Halen sinemalarda gösterimde olan 'Sonsuzluk Teorisi', 20. yy. başında yaşamış Hintli matematikçi Ramanujan'ın hayatının bir kesitini anlatıyor.

bilimsoL - Ruhan Alpaydın

Hindistan, İngiltere'nin sömürgesidir. Ramanujan'ın eğitim almadan genç yaşında kendi kendine sayılar teorisi üzerine yaptığı çalışmalar Cambridge Üniversitesi'nde o alanda çalışmalar yapan bilim adamlarının çalışmalarının ötesindedir.

Ünlü matematikçi Hardy, onu Cambridge'e davet ettiğinde oldukça elitist olan akademik ortamda sosyal ve kültürel büyük zorluklar çeker. Geride bıraktığı genç eşi ve annesi Ramanujan'a büyük ümitler bağlamıştır.

Ramanujan'ın yaratıcılığı, Hardy'nın arkadaşı ünlü matematikçi Littlewood'un ifadesiyle “Pozitif her tam sayı ile sevgi/aşk ilişkisi içinde” olmasına bağlıdır. Ramanujan Hardy'nın hastaneye gelirken bindiği 1729 plakalı taksinin numarası ile ilgili olarak şunu söyler: '1729, iki farklı şekilde iki sayının küpü olarak yazılabilecek en küçük tamsayıdır'. Filimde bu ayrıntı biraz daha farklı verilmiş.

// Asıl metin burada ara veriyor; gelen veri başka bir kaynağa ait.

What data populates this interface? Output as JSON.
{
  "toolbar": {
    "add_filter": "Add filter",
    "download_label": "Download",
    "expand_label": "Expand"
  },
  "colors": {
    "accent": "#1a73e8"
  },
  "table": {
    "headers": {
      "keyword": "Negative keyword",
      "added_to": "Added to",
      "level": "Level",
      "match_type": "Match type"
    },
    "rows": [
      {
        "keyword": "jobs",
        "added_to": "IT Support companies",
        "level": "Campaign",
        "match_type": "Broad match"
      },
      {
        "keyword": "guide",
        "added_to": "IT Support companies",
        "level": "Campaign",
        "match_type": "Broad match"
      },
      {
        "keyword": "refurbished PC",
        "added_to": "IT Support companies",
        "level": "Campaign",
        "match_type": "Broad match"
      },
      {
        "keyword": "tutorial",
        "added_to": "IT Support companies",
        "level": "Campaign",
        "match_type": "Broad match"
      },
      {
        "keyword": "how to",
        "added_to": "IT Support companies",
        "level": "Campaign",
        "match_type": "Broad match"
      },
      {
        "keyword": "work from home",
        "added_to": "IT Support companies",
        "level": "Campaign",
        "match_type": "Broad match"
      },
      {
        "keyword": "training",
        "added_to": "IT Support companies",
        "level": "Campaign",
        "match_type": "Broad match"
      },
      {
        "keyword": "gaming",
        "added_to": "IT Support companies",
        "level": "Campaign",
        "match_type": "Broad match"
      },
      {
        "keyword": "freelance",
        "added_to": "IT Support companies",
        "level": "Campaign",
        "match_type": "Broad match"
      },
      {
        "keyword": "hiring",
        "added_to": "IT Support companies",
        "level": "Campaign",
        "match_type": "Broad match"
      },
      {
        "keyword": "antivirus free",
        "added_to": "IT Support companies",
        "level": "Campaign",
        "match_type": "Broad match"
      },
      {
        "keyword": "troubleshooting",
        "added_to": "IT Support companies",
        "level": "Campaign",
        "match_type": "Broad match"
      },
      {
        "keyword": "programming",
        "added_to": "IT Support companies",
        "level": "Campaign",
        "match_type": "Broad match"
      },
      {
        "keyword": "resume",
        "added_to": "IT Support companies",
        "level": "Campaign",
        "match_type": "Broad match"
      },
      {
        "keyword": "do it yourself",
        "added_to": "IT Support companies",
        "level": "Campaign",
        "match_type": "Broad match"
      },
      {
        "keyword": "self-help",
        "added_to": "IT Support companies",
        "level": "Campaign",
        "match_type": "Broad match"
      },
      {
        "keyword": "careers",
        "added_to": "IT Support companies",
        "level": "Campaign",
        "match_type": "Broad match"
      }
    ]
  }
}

Ramanujan'ın matematik yapış şekli bilimsel düşüncede sezgi ve yaratıcılığa da dikkat çeker. Ramanujan sezgisel olarak doğruluğunu hissettiği teoremleri ispatlamak ihtiyacı bile duymamaktadır. Halbuki, yayın yapmak için doğruluğun gösterilmesi şarttır. Hardy ile bu şekilde çalışırlar. Beş sene sonra Ramanujan Cambridge'de ırkçı önyargılara rağmen hoca olur. Ancak bu arada vereme yakalanmış ve hastalığı ilerlemiştir.

Filmdeki ilginç bir ayrıntı da, Ramanujan'ın annesinin oğlunun ilk makale yayınlanmasından sonra evinde verdiği çay partisidir. Hindistan'ın fakirliğine rağmen entelektüelliğe önem verdiğini görürüz. Çok daha uzun yıllar sonra Hindistan'ın bağımsızlığını kazanmasında da Ramanujan Hindistan için ulusal bir gurur sembolü olmuştur.

Ramanujan verem hastalığı ağırlaştıktan sonra Hindistan'a evine döner ve bir sene sonra 32 yaşında vefat eder.

Hardy, Ramanujan'ın o zamanlar var olan iyi bir matematik eğitiminden geçmiş olsa da farklı bir matematikçi olacağını, belki de defterler dolusu buluş yapamayacağını belirtir.

Hem Dev Patel (Ramanujan) hem de Jeremy Irons (Hardy) rollerinin hakkını veriyorlar. Filim anlattığı bazı zaman kesitlerini aşırı hızlı akıtıyor. Kimi detaylar ise gerçek hayatından farklı olarak verilmiş.

Film, Ramanujan'ın hayatını, matematikçilerin nasıl düşündüğünü merak edenler ve bilimsel doğrulara ulaşmanın mekanik bir yolunun olmadığını göstermesi açısından da izlenmeye değer. Filmin adının birebir çevirisi olan 'Sonsuzluğu bilen adam' ise çok daha uygun bir tercih olurmuş.